Recruitment to the project concluded in August, 2018. Results from the project are still being delivered. The goal of the project, to sequence 100,000 human genomes, was reached in December, 2018.
Thirteen Genomic Medicine Centres (GMCs) from around England (and later on from the devolved UK nations) were involved in recruiting patients with either a cancer or a rare genetic disorder. These patients went on to have their entire genomes sequenced.
A company called Genomics England, owned by the Department of Health, was set up to run the project. To run alongside it, a Masters programme in Genomic Medicine was set up in 6-8 sites in England. One of the participating Genomic Medicine Centres (SouthWest Peninsula) was based at the Royal Devon and Exeter NHS Foundation Trust.
The goal of the project was to transform the NHS, bringing genetics to mainstream medicine, allowing for the development of new therapies for cancer and rare disorders. The term for this is “precision medicine”. Genetic information has the capability to predict which individuals will respond best to which cancer therapeutic agent, which drug side effects they may be at risk of developing, and the sub-type of rare genetic disorder which they have.

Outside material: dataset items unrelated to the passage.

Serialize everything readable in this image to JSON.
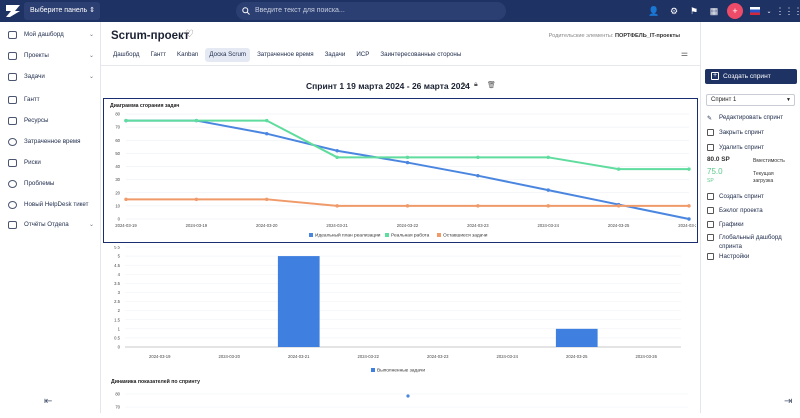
{
  "topbar": {
    "panel_select": "Выберите панель",
    "search_placeholder": "Введите текст для поиска..."
  },
  "sidebar": {
    "items": [
      {
        "label": "Мой дашборд",
        "has_chevron": true
      },
      {
        "label": "Проекты",
        "has_chevron": true
      },
      {
        "label": "Задачи",
        "has_chevron": true
      },
      {
        "label": "Гантт",
        "has_chevron": false
      },
      {
        "label": "Ресурсы",
        "has_chevron": false
      },
      {
        "label": "Затраченное время",
        "has_chevron": false
      },
      {
        "label": "Риски",
        "has_chevron": false
      },
      {
        "label": "Проблемы",
        "has_chevron": false
      },
      {
        "label": "Новый HelpDesk тикет",
        "has_chevron": false
      },
      {
        "label": "Отчёты Отдела",
        "has_chevron": true
      }
    ]
  },
  "header": {
    "title": "Scrum-проект",
    "parent_label": "Родительские элементы:",
    "parent_value": "ПОРТФЕЛЬ_IT-проекты"
  },
  "tabs": [
    "Дашборд",
    "Гантт",
    "Kanban",
    "Доска Scrum",
    "Затраченное время",
    "Задачи",
    "ИСР",
    "Заинтересованные стороны"
  ],
  "active_tab": "Доска Scrum",
  "sprint": {
    "title": "Спринт 1 19 марта 2024 - 26 марта 2024"
  },
  "right_panel": {
    "create_sprint_button": "Создать спринт",
    "sprint_select": "Спринт 1",
    "actions1": [
      "Редактировать спринт",
      "Закрыть спринт",
      "Удалить спринт"
    ],
    "sp_total": "80.0 SP",
    "capacity_label": "Вместимость",
    "sp_current": "75.0",
    "sp_unit": "SP",
    "load_label": "Текущая загрузка",
    "actions2": [
      "Создать спринт",
      "Бэклог проекта",
      "Графики",
      "Глобальный дашборд спринта",
      "Настройки"
    ]
  },
  "colors": {
    "topbar": "#1f3264",
    "ideal": "#4a86e0",
    "real": "#5fdc9e",
    "remaining": "#f09a6a",
    "bar": "#3f7fe0",
    "plus_button": "#ee4b68"
  },
  "chart_data": [
    {
      "type": "line",
      "title": "Диаграмма сгорания задач",
      "x": [
        "2024-03-19",
        "2024-03-19",
        "2024-03-20",
        "2024-03-21",
        "2024-03-22",
        "2024-03-23",
        "2024-03-24",
        "2024-03-25",
        "2024-03-26"
      ],
      "ylim": [
        0,
        80
      ],
      "yticks": [
        0,
        10,
        20,
        30,
        40,
        50,
        60,
        70,
        80
      ],
      "series": [
        {
          "name": "Идеальный план реализации",
          "values": [
            75,
            75,
            65,
            52,
            43,
            33,
            22,
            11,
            0
          ]
        },
        {
          "name": "Реальная работа",
          "values": [
            75,
            75,
            75,
            47,
            47,
            47,
            47,
            38,
            38
          ]
        },
        {
          "name": "Оставшиеся задачи",
          "values": [
            15,
            15,
            15,
            10,
            10,
            10,
            10,
            10,
            10
          ]
        }
      ],
      "legend": "bottom"
    },
    {
      "type": "bar",
      "categories": [
        "2024-03-19",
        "2024-03-20",
        "2024-03-21",
        "2024-03-22",
        "2024-03-23",
        "2024-03-24",
        "2024-03-25",
        "2024-03-26"
      ],
      "series": [
        {
          "name": "Выполненные задачи",
          "values": [
            0,
            0,
            5,
            0,
            0,
            0,
            1,
            0
          ]
        }
      ],
      "ylim": [
        0,
        5.5
      ],
      "yticks": [
        0,
        0.5,
        1,
        1.5,
        2,
        2.5,
        3,
        3.5,
        4,
        4.5,
        5,
        5.5
      ],
      "legend": "bottom"
    },
    {
      "type": "line",
      "title": "Динамика показателей по спринту",
      "ylim": [
        0,
        80
      ],
      "yticks": [
        70,
        80
      ],
      "series": []
    }
  ]
}
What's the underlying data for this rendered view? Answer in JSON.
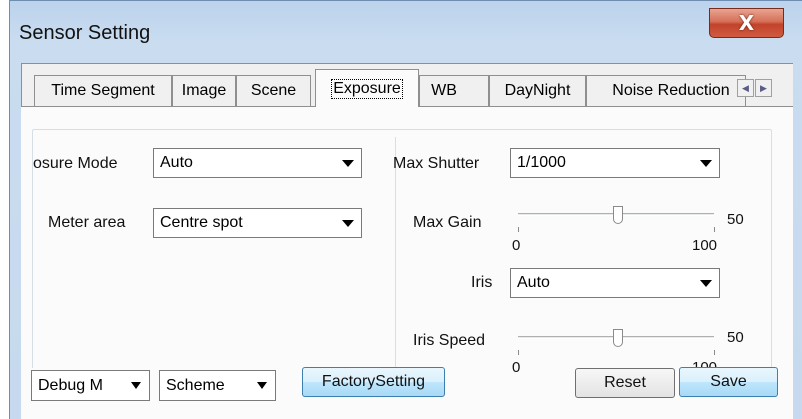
{
  "window": {
    "title": "Sensor Setting",
    "close_glyph": "X"
  },
  "tabs": [
    {
      "label": "Time Segment"
    },
    {
      "label": "Image"
    },
    {
      "label": "Scene"
    },
    {
      "label": "Exposure",
      "active": true
    },
    {
      "label": "WB"
    },
    {
      "label": "DayNight"
    },
    {
      "label": "Noise Reduction"
    }
  ],
  "tab_scroll": {
    "left_icon": "arrow-left-icon",
    "left_glyph": "◀",
    "right_icon": "arrow-right-icon",
    "right_glyph": "▶"
  },
  "exposure": {
    "exposure_mode": {
      "label": "osure Mode",
      "value": "Auto"
    },
    "meter_area": {
      "label": "Meter area",
      "value": "Centre spot"
    },
    "max_shutter": {
      "label": "Max Shutter",
      "value": "1/1000"
    },
    "max_gain": {
      "label": "Max Gain",
      "value": "50",
      "min": "0",
      "max": "100",
      "level": 0.5
    },
    "iris": {
      "label": "Iris",
      "value": "Auto"
    },
    "iris_speed": {
      "label": "Iris Speed",
      "value": "50",
      "min": "0",
      "max": "100",
      "level": 0.5
    }
  },
  "bottom": {
    "debug_mode": "Debug M",
    "scheme": "Scheme",
    "factory_setting": "FactorySetting",
    "reset": "Reset",
    "save": "Save"
  }
}
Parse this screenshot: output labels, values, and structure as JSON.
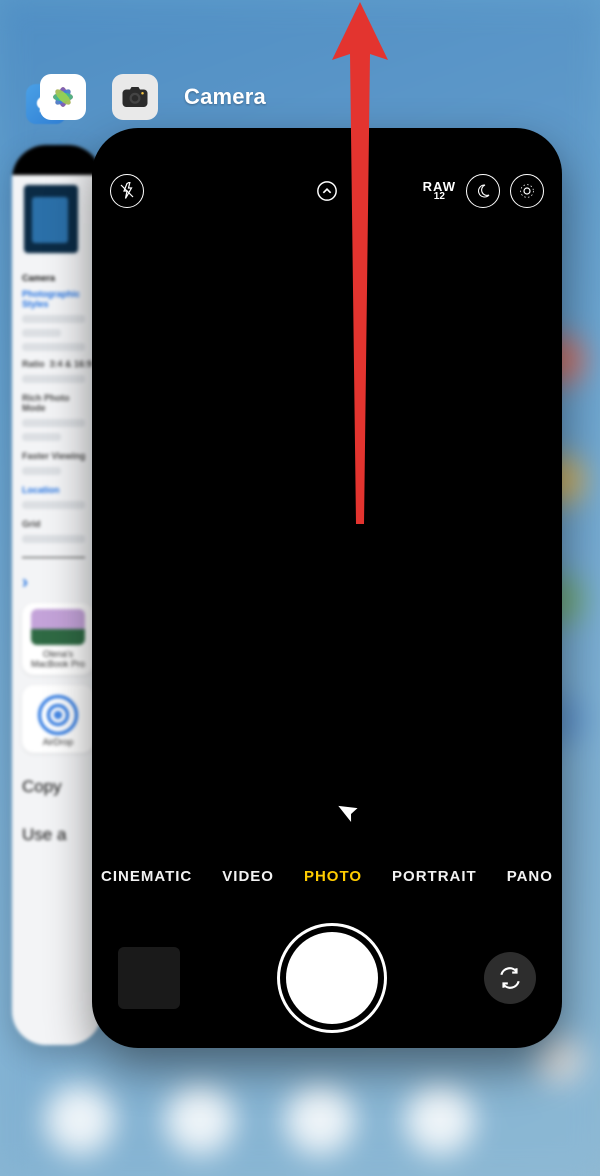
{
  "header": {
    "app_label": "Camera"
  },
  "back_card": {
    "title": "Camera",
    "section1": "Photographic Styles",
    "ratio_label": "Ratio",
    "ratio_value": "3:4 & 16:9",
    "section2": "Rich Photo Mode",
    "section3": "Faster Viewing",
    "section4": "Location",
    "section5": "Grid",
    "device_name": "Olena's",
    "device_sub": "MacBook Pro",
    "airdrop_label": "AirDrop",
    "action_copy": "Copy",
    "action_use": "Use a"
  },
  "camera": {
    "raw_label": "RAW",
    "raw_sub": "12",
    "modes": {
      "cinematic": "CINEMATIC",
      "video": "VIDEO",
      "photo": "PHOTO",
      "portrait": "PORTRAIT",
      "pano": "PANO"
    }
  },
  "annotation": {
    "arrow_color": "#e3342f"
  }
}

Patients who were eligible to participate in this project were either those with a recent diagnosis of one of a defined set of cancers (for example, breast cancer, lung cancer; there are several others); or, secondly, a rare disorder (examples: a congenital malformation, a rare syndrome with learning disability, or a rare neurological disorder). There are literally thousands of rare disorders, individually very rare, but collectively common – Rare Disease UK found that 1 in 17 individuals in the UK is affected by a rare disorder. Participating GMCs are able to ‘nominate’ specific rare disorders which Genomics England will then consider and, if appropriate, approve.
Charles Shaw-Smith was actively involved in the project as Rare Disease lead for the SouthWest Peninsula Genomic Medicine Centre.